Het eerste geschreven document met een directe verwijzing naar de Canarische Eilanden is afkomstig van Plinius de Oudere een Romeinse schrijver en soldaat die in de eerste eeuw leefde.
Hij citeert de reis van koning Juba II van Mauretanië naar de eilanden in 40 voor Christus.
Hij noemt de eilanden voor het eerst de Fortunatae Insulae (Gelukkige Eilanden). In dit document wordt voor het eerst de term Canaria gebruikt om het eiland Gran Canaria aan te duiden.
Volgens Plinius werd deze naam aan het eiland gegeven ter nagedachtenis aan twee grote honden die de gezanten van Juba daar gevangen namen en later meenamen naar Mauritanië (een oude regio in het noordwesten van de Maghreb, niet te verwarren met het huidige Mauritanië).

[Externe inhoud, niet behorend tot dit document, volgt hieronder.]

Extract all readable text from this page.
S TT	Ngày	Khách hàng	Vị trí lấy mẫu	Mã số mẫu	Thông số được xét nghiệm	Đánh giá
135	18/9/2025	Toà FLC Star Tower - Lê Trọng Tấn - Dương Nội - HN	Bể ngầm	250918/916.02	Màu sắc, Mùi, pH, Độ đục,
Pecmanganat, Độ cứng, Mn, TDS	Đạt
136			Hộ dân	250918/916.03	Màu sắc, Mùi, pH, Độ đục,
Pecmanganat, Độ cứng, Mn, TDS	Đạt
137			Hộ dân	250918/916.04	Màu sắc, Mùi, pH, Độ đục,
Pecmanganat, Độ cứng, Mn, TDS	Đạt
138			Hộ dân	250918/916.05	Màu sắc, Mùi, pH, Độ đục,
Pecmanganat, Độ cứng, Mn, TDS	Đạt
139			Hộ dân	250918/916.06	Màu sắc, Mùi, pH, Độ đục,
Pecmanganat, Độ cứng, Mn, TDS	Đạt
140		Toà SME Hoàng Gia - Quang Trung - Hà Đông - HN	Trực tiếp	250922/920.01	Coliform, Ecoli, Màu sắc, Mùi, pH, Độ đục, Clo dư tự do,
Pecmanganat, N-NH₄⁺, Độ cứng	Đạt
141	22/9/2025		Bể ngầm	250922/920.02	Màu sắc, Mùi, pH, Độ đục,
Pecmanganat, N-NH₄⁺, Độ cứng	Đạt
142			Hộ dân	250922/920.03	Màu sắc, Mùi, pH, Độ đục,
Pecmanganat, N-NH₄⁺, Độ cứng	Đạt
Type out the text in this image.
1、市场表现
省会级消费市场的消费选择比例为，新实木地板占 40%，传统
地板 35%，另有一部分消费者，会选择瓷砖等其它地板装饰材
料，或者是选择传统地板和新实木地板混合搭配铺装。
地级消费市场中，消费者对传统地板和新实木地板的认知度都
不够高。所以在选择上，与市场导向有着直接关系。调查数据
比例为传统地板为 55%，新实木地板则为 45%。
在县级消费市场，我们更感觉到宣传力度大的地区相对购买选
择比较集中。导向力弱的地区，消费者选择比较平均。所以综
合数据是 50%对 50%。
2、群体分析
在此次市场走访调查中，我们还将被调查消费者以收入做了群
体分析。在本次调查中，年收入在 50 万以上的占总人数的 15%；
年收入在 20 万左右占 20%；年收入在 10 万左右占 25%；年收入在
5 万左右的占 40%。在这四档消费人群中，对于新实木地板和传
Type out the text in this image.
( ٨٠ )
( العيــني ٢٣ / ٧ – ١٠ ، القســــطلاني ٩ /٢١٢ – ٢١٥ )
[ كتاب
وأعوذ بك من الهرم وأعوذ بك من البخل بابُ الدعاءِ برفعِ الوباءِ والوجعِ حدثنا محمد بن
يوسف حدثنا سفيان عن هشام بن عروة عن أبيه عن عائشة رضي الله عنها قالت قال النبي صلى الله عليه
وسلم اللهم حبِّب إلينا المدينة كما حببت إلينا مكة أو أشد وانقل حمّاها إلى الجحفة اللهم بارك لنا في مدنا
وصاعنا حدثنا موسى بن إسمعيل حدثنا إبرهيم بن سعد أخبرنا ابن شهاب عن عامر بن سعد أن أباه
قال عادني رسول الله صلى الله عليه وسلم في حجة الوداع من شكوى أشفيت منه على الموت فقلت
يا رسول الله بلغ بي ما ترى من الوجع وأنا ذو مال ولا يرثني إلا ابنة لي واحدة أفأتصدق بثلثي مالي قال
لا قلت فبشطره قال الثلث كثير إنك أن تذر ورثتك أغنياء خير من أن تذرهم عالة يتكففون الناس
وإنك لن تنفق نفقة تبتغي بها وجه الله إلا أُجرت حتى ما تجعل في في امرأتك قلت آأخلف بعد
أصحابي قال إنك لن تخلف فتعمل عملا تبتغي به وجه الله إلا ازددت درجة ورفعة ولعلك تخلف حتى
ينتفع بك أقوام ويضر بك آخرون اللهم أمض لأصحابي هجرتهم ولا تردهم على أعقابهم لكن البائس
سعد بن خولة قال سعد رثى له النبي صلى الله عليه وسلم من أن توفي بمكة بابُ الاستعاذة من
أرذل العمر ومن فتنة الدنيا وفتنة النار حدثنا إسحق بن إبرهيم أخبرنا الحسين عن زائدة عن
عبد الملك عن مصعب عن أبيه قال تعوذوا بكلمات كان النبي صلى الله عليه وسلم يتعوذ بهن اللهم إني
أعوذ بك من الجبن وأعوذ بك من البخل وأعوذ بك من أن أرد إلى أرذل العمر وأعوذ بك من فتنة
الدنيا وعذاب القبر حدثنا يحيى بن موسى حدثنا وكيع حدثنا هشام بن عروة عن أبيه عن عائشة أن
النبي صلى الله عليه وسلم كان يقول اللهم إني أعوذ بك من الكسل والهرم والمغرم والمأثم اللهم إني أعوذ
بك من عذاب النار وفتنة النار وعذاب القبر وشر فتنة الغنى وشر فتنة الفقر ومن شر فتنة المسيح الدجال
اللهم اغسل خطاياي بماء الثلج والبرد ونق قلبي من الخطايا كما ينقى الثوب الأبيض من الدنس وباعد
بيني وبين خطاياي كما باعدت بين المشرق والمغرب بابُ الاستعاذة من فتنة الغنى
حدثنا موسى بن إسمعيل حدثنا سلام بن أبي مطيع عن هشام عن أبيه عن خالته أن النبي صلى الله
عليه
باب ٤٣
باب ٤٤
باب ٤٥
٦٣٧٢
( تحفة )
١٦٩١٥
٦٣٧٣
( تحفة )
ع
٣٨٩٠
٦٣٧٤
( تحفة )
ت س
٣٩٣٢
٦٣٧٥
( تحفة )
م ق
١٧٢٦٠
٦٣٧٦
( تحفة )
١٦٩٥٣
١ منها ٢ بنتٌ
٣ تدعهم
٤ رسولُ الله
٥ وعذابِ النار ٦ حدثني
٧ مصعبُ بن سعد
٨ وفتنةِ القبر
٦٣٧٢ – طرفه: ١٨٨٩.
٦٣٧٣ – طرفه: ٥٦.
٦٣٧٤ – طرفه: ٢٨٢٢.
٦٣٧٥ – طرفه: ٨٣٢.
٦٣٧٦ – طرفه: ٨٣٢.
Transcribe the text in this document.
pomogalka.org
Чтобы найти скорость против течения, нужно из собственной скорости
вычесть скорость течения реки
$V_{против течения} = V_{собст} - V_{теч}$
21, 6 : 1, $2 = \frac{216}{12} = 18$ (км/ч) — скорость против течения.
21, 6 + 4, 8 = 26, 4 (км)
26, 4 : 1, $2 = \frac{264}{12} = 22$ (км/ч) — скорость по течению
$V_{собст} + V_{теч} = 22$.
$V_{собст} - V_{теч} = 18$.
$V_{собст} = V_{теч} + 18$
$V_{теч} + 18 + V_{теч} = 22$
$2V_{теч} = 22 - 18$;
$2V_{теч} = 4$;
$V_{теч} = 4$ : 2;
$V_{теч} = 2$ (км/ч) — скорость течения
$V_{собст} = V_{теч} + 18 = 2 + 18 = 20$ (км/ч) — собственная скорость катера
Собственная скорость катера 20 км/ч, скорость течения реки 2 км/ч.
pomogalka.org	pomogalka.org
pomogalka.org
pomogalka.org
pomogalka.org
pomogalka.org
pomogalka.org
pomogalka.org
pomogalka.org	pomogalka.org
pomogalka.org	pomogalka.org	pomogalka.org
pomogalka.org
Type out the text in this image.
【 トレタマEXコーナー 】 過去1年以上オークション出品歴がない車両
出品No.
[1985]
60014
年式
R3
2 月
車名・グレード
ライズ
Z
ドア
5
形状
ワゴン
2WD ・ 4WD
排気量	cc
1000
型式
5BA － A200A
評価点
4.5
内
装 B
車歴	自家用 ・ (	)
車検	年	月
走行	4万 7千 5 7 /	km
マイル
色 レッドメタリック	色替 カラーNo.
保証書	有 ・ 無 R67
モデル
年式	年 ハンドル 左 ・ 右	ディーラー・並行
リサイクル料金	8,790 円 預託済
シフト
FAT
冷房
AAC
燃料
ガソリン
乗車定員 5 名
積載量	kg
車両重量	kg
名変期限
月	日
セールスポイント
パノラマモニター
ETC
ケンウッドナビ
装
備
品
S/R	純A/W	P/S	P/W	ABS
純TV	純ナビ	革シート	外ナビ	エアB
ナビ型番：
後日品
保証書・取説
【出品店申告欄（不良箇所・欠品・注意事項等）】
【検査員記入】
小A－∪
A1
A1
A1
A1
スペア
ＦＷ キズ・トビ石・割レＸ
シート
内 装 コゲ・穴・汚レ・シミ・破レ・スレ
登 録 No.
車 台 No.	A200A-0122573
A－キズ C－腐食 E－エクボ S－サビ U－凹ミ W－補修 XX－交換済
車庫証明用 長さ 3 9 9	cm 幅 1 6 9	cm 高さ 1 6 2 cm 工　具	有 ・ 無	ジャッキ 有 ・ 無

Volgens dit document waren er dus honden op het eiland. In het Latijns heet een hond een ‘canis’ en het was in die tijd gewoonte om dierennamen te gebruiken voor plaatsen, gebieden en dus ook eilanden.
De taalkundige Geoling Uista heeft deze theorie nu nieuw leven ingeblazen en daar over gepubliceerd.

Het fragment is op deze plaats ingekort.